Ever stayed in Balaneasie Bothy?
Thought not. Balaneasie is the bothy that never was.
It’s a small ruined cottage in Glen Tilt, at NN 910719, a kilometre east of Marble Lodge and on the ‘wrong’ side of the river.
But way back in the 1960s things looked a little different to a trio of hill walkers who saw in it an ideal base for the hills, situated, as it was, at the foot of Beinn a Ghlo.
Colin Campbell, ‘Big Rab’ and Willie Hanna approached the estate with a plan to renovate the cottage to the best of their abilities.
But there was a problem: lack of transport.
Colin explained: “None of us had motor transport back then, although I did have a driving licence. The idea came from Big Rab that we should approach the newly formed Mountain Bothies Association for help with transport for sand and cement etc, and share the cottage between us.”
Everything went well for the first two weekend work parties but, with the MBA then an untried force, the estate factor turned up and announced that the Duke of Atholl would prefer to lease the cottage to a mountaineering club rather than have it open to all and sundry.
“Big Rab, Willie Hanna and myself, along with Richard, Alex and Sam – I forget their second names – decided to take up the Duke’s offer and we formed the Glen Tilt Mountaineering Club.”
Unsurprisingly, there was bad feeling between the Glen Tilt MC and the MBA (although all the Glen Tilt were also MBA members) but the deal was done: for the princely sum of £2 a year – payable in advance – the Glen Tilt MC had a club hut.
Colin remembers: “I worked in the Royal Naval Dockyard at Rosyth at this time and met up with a Royal Navy CPO that I’d known for a few years and I often spoke of our mountaineering club and the cottage, and it was he who donated the old anchor at Balaneasie cottage – which I’m told is still there!”
There was also an offer from the Factor to build a footbridge across the river, saving a hike in from Marble Lodge, but this came to nothing. Instead the Royal Navy faction of the club arranged a rope and pulley bridge, as shown in the photograph (top of post).
For a few years things went well, but the original trio eventually withdrew from the club they had been instrumental in forming.
“Eventually an element came into the club that put some of us – myself included – out on a limb, and the club gradually became known as the ‘Glen Tilt Drinking Club’. We more or less became a laughing stock amongst other mountaineering clubs for all the drinking and carry-ons.

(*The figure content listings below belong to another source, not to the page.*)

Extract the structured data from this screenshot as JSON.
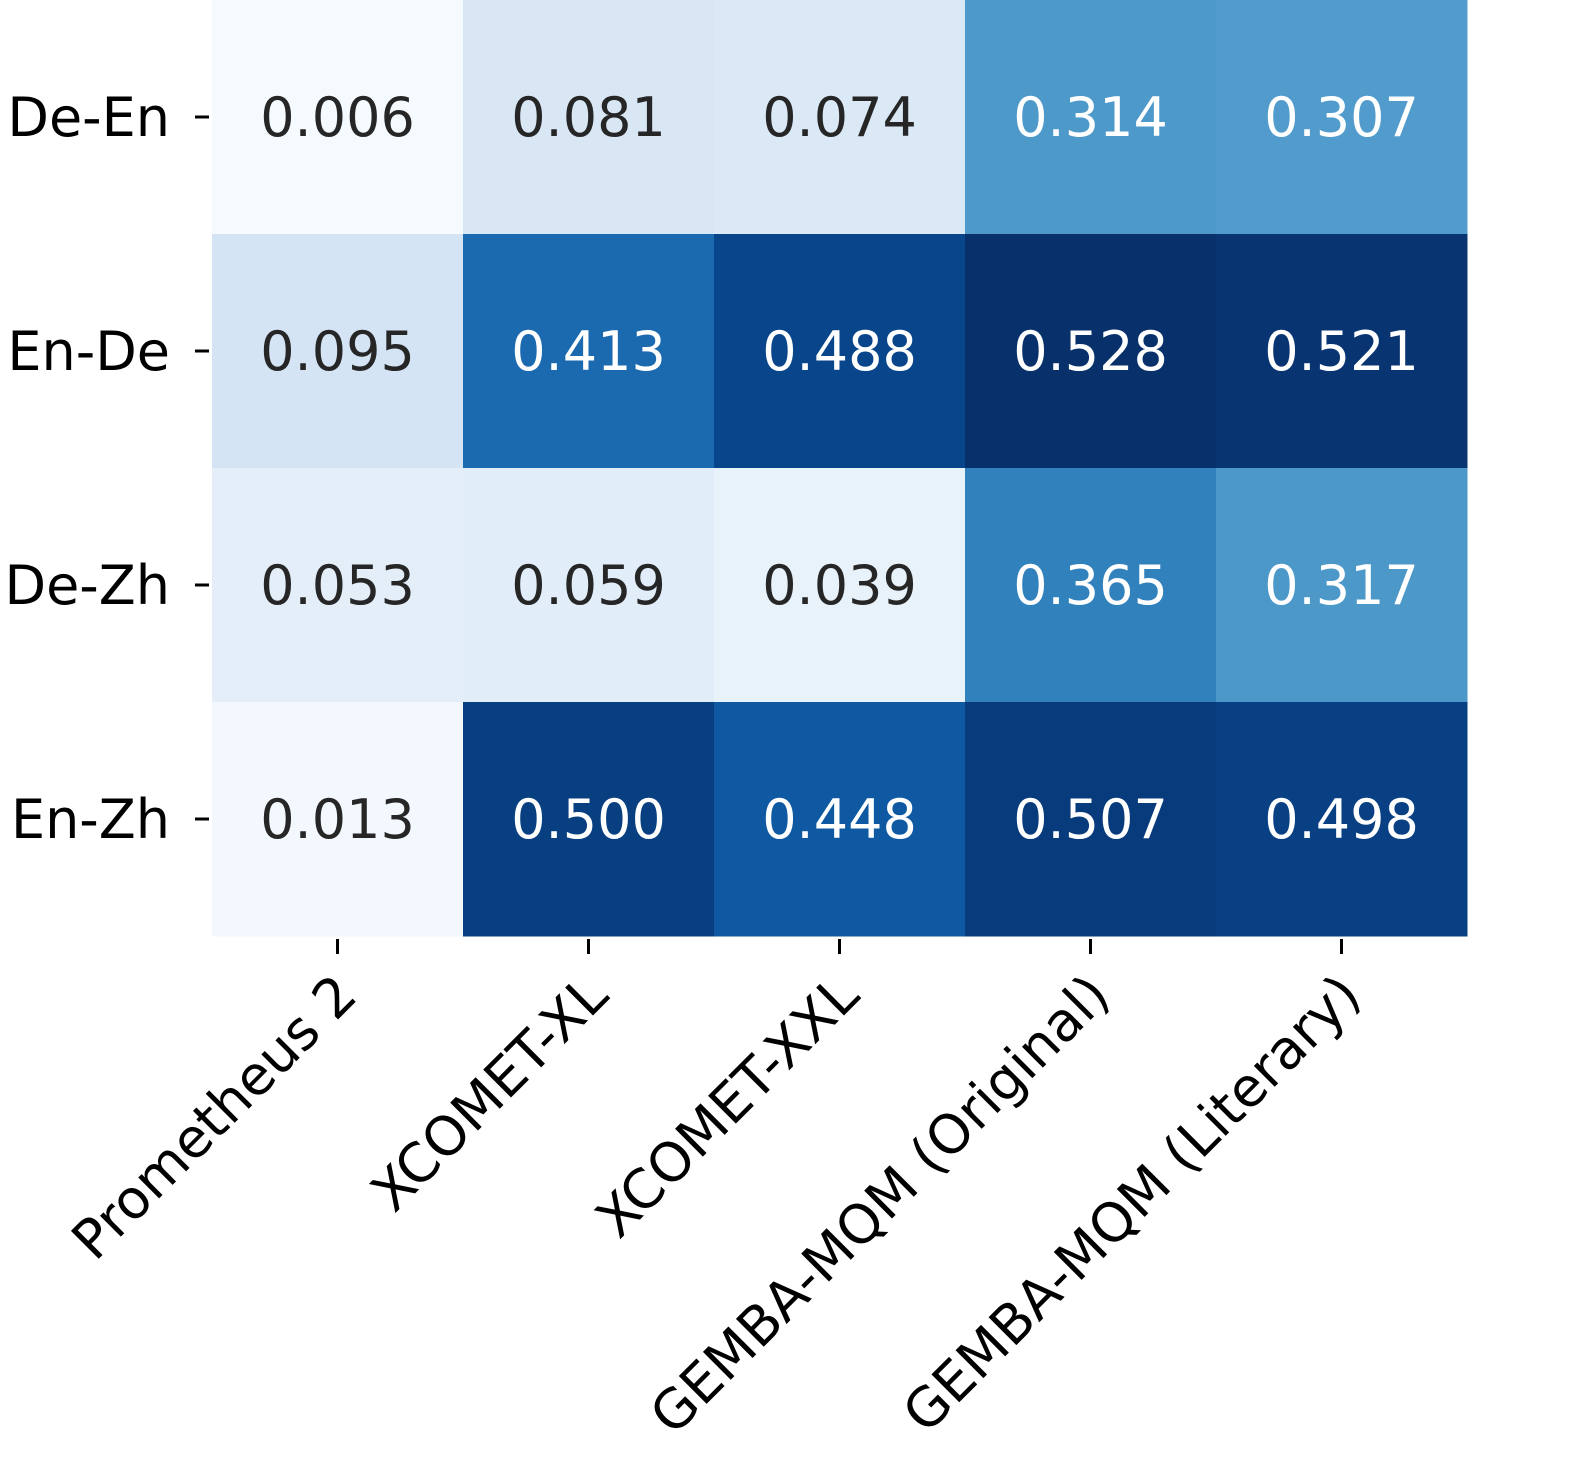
{
  "chart_data": {
    "type": "heatmap",
    "title": "",
    "xlabel": "",
    "ylabel": "",
    "rows": [
      "De-En",
      "En-De",
      "De-Zh",
      "En-Zh"
    ],
    "columns": [
      "Prometheus 2",
      "XCOMET-XL",
      "XCOMET-XXL",
      "GEMBA-MQM (Original)",
      "GEMBA-MQM (Literary)"
    ],
    "values": [
      [
        0.006,
        0.081,
        0.074,
        0.314,
        0.307
      ],
      [
        0.095,
        0.413,
        0.488,
        0.528,
        0.521
      ],
      [
        0.053,
        0.059,
        0.039,
        0.365,
        0.317
      ],
      [
        0.013,
        0.5,
        0.448,
        0.507,
        0.498
      ]
    ],
    "labels": [
      [
        "0.006",
        "0.081",
        "0.074",
        "0.314",
        "0.307"
      ],
      [
        "0.095",
        "0.413",
        "0.488",
        "0.528",
        "0.521"
      ],
      [
        "0.053",
        "0.059",
        "0.039",
        "0.365",
        "0.317"
      ],
      [
        "0.013",
        "0.500",
        "0.448",
        "0.507",
        "0.498"
      ]
    ],
    "colormap": "Blues",
    "vmin": 0.0,
    "vmax": 0.53,
    "colorbar": false,
    "text_color_dark": "#262626",
    "text_color_light": "#ffffff"
  }
}
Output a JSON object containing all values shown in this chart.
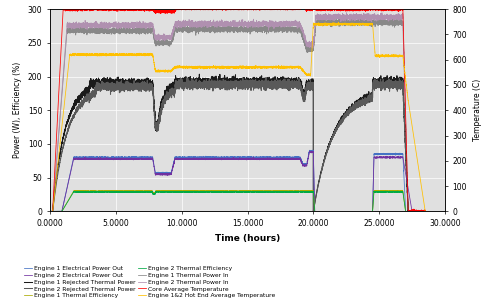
{
  "xlabel": "Time (hours)",
  "ylabel_left": "Power (W), Efficiency (%)",
  "ylabel_right": "Temperature (C)",
  "xlim": [
    0,
    30
  ],
  "ylim_left": [
    0,
    300
  ],
  "ylim_right": [
    0,
    800
  ],
  "xticks": [
    0.0,
    5.0,
    10.0,
    15.0,
    20.0,
    25.0,
    30.0
  ],
  "yticks_left": [
    0,
    50,
    100,
    150,
    200,
    250,
    300
  ],
  "yticks_right": [
    0,
    100,
    200,
    300,
    400,
    500,
    600,
    700,
    800
  ],
  "legend_entries": [
    {
      "label": "Engine 1 Electrical Power Out",
      "color": "#4472C4"
    },
    {
      "label": "Engine 2 Electrical Power Out",
      "color": "#7030A0"
    },
    {
      "label": "Engine 1 Rejected Thermal Power",
      "color": "#1a1a1a"
    },
    {
      "label": "Engine 2 Rejected Thermal Power",
      "color": "#595959"
    },
    {
      "label": "Engine 1 Thermal Efficiency",
      "color": "#AAAA00"
    },
    {
      "label": "Engine 2 Thermal Efficiency",
      "color": "#00AA44"
    },
    {
      "label": "Engine 1 Thermal Power In",
      "color": "#888888"
    },
    {
      "label": "Engine 2 Thermal Power In",
      "color": "#B090B0"
    },
    {
      "label": "Core Average Temperature",
      "color": "#FF0000"
    },
    {
      "label": "Engine 1&2 Hot End Average Temperature",
      "color": "#FFC000"
    }
  ],
  "bg_color": "#E0E0E0"
}
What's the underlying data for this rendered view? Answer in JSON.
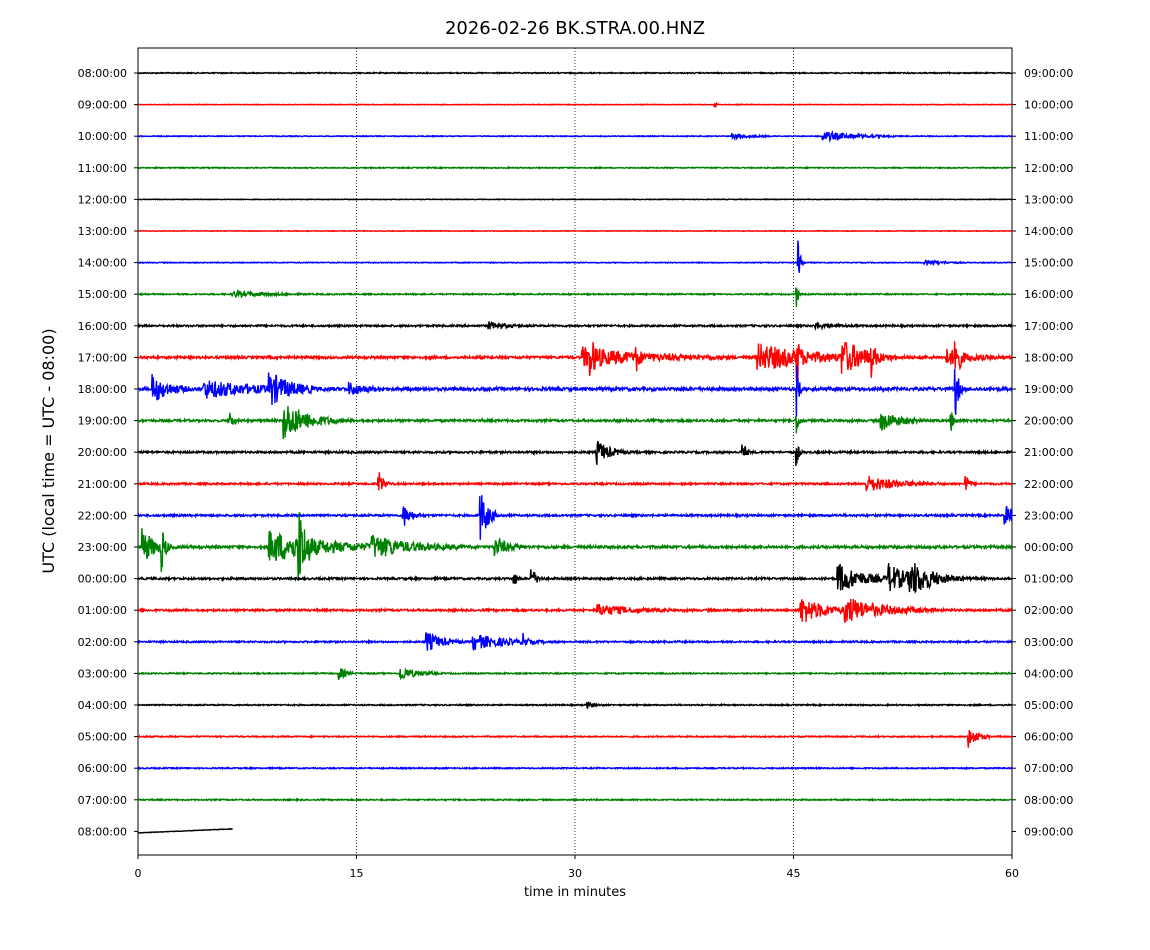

“Finally, Big Rab, Willie Hanna and myself pulled out in 1976. It was a sad end.”
Arthritis limits Colin’s walking activities these days, but he still remembers his young days wandering in the Cairngorms, staying in buildings and bothies now long gone.
“I really loved the western part of the Cairngorms, where in early spring and summer I could watch out for the dotterel, wheatears, snow buntings and other upland birds. I became a volunteer for the RSPB early in 1962, observing and recording what I saw.
“By myself and with my friends we constructed several rough shelters in these parts, some of which did not survive the heavy winter falls of snow.
“I remember sleeping in the Upper Geldie Lodge before it was demolished by the estate around 1966. I slept in a tiny room two flights up, although the main boards of the stairs were gone and you had to use the supports to climb anywhere. I think all the major parts of the lodge must have gone into several fires.
“With arthritis in my hands and legs, I can’t walk very far now, and I often curse those early days in the hills not having the right kind of equipment for sleeping in rough, boggy places. Mind you, the poor wages in the late ‘50s early ‘60s did nothing to help. So the damage was done without me knowing about the consequences in the future.”